– Опять загляделся на дриаду, да? – Эмма ударила пятками лошадь, и Среброгрива заплясала на месте. – Королева с тебя голову снимет! А ну, вперед!
Хихикали уже все соседи. Эмма развернула коня и поехала к хвосту процессии. Через мгновение Джулиан последовал за ней. Смех постепенно стих в отдалении; Эмма не хотела скакать слишком быстро, чтобы не привлекать внимания.
К огромному ее облегчению, никто не обратил на них особого внимания. По мере отдаления от башни порядок в очереди сошел на нет. Фэйри держались вместе, смеялись, шутили и даже играли в карты. Никто, казалось, не стремился попасть поскорее в башню и вообще не интересовался тем, что творилось вокруг.
– Туда! – Джулиан пригнулся к шее Вдоводела, и конь прянул к ближайшей купе деревьев.
Эмма покрепче взялась за поводья; Среброгрива устремилась следом за жеребцом. Мир размазался – ее галоп больше походил на полет: копыта кобылы едва касались земли. Эмма с трудом перевела дух. Это было похоже на ужас и свободу, которые испытываешь, оказавшись посреди океана, на милости чего-то куда сильнее, чем ты сам. Капюшон улетел на спину, ветер вцепился в волосы и подхватил их, как знамя.
Они поравнялись на той стороне зарослей, подальше от глаз Благих. Эмма загляделась на Джулиана: щеки его раскраснелись от холодного ветра. Горизонт у него за спиной налился ярким золотом.

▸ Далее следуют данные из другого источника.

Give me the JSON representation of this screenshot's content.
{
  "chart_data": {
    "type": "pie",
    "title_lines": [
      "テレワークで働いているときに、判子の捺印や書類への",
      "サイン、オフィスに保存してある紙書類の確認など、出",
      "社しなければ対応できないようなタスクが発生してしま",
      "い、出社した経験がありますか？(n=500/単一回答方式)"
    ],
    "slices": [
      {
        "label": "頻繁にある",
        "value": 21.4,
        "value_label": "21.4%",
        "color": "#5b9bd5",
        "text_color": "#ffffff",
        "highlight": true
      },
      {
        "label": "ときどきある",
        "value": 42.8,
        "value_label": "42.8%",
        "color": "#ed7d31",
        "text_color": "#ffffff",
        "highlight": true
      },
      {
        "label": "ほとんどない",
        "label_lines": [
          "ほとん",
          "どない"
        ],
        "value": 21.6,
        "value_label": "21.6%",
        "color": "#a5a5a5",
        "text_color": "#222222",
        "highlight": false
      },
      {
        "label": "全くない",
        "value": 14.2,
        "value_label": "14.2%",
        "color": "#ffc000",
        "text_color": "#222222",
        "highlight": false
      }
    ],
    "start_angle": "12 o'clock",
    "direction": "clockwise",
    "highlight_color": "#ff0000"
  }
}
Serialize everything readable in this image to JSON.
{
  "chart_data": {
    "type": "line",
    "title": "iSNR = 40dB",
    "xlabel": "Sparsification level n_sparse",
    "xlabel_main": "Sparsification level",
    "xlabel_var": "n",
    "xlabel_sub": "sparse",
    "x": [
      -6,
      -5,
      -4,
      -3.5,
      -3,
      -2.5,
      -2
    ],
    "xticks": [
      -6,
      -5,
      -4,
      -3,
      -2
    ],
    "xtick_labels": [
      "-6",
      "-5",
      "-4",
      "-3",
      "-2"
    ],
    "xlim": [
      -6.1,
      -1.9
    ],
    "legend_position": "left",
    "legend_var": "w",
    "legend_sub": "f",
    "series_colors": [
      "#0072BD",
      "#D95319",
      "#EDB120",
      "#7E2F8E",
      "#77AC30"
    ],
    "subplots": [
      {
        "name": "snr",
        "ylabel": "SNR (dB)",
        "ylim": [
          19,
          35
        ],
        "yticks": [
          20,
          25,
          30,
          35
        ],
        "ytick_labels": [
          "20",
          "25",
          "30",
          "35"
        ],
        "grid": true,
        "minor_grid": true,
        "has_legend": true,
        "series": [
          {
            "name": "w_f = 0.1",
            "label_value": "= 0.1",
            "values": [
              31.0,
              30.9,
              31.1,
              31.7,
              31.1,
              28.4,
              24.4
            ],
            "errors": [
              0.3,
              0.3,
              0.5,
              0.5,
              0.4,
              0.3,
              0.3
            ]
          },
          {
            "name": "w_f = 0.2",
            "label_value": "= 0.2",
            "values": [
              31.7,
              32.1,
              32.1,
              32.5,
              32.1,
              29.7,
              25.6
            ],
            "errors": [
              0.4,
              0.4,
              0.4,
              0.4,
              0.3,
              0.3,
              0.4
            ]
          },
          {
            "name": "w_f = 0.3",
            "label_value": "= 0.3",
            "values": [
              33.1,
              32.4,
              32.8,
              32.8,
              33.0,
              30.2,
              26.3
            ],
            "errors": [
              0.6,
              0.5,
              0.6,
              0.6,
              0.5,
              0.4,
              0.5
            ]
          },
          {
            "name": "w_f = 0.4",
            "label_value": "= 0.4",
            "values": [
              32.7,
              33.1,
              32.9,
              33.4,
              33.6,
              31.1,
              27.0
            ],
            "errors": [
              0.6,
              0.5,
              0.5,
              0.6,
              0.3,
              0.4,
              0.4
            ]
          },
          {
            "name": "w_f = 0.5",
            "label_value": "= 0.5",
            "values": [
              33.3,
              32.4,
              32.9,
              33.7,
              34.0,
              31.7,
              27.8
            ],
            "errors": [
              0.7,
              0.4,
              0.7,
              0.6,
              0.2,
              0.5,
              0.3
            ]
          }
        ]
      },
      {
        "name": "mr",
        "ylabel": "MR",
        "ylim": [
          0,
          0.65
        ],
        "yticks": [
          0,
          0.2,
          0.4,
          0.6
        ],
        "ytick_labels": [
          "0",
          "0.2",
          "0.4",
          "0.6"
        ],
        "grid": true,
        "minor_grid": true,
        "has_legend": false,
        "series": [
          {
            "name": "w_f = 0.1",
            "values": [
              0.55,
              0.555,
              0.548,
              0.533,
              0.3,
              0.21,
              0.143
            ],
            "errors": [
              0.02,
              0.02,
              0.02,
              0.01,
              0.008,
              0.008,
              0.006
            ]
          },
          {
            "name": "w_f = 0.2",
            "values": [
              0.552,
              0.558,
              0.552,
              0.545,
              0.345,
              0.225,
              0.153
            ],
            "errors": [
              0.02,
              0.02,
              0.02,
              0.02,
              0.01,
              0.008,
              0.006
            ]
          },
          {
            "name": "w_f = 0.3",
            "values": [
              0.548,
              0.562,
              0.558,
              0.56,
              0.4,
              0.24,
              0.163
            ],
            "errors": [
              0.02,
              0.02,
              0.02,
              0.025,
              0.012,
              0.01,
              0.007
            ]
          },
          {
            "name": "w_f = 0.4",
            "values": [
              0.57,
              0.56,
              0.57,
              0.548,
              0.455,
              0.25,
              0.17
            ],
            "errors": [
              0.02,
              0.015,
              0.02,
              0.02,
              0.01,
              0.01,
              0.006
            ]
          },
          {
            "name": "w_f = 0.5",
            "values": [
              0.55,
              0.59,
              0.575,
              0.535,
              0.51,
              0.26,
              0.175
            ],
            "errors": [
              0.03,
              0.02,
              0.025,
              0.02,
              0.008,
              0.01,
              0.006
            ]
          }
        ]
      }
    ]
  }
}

– Отличная работа, – оценил он.
– Здесь может не быть ангельской магии, – Эмма не стала прятать улыбку, соскальзывая с коня, – но мы все-таки пока Охотники.
Джулиан спешился рядом. Ни одному не пришлось напоминать, что коней оставить не удастся. Эмма погладила Среброгриву по носу, и кобыла умчалась к светлеющему востоку. Она всегда найдет дорогу домой.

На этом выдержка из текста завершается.